Besmelesiz adım atmayan bu genç subay, " Ya Rabbi! Bana, vatanıma, milletime ve dinime iyi hizmetler etmeyi nasip eyle." diye sürekli dua ediyor; korku tanımıyordu.
Dışarıda ihtiyar bir redif askerinin (askerliğini yapıp ihtiyata geçtikten sonra tekrar askere çağrılan) siluetini gördüm. Nöbet tutuyordu ve soluk ay ışığıyla aydınlanan esmerleşmiş yüzünde hüzünlü ve ağırbaşlı bir hava vardı. Hiç kıpırdamıyordu. Çok uzakları, buradan çok uzakları, belki de sevdiklerini düşünüyordu. Ona uzun uzun baktığım için, ruhunu okuduğumu hissetti. Sallandı, sonra ağır ağır yürüdü; adımlarının zayıf sesi birbiri ardınca kayboldu. Derken, birden bir sessizlik çöktü.
Bu dünyada tek başıma olduğumu hissettim. İşte subaylar çadırından gelen bir kahka sesi; diğer yanda alkışlar, derken sessizlikten yükselen boğuk ve derin bir melodi. Karadeniz kıyısındaki Rizeli askerlerin şarkısının bir kaç mısrası geliyor kulaklarıma. Ve sonra askerleri yatsı namazına çağıran müezzin sesi... Ah, bazen insan nasıl da bütün kalbiyle dua edebiliyor!...
Eğer insanlık dünyası bizlerin erkek, kadın vatanımızı savunmak için nasıl çalıştığımızı anlasaydı, belki bize yardım ederlerdi... Ah, boş bir ümit bu.
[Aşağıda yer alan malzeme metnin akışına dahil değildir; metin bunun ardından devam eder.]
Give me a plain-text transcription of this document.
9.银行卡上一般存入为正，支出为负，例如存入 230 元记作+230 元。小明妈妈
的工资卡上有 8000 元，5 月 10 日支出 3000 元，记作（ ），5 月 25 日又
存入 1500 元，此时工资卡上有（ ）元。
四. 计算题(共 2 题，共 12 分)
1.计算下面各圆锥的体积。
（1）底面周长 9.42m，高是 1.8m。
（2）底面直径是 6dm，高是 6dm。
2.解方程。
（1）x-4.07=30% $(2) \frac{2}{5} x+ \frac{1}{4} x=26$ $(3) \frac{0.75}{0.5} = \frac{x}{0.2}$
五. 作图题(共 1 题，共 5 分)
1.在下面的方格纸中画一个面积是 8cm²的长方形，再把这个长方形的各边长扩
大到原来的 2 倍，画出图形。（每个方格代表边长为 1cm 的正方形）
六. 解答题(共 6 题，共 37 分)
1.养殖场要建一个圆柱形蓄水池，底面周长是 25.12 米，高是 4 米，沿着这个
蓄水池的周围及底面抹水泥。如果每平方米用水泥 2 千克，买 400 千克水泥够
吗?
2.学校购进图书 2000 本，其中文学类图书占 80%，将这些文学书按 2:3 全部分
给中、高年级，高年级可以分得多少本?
Artık dünyadan insanlık adına hiçbir şey beklemiyoruz; tek başımıza çalışacağız ve Allah'a inanıyoruz.
Hayatı olduğu gibi kabullenmek gerekir. Ama, ben deliyim; her şeyi değiştirmek, hayata hatta tabiata başka yol çizmek istiyorum. Sonra bir ruhun çizgisini bile değiştiremeyeceğimi gördüğümde, tamamen çaresiz kalıyorum.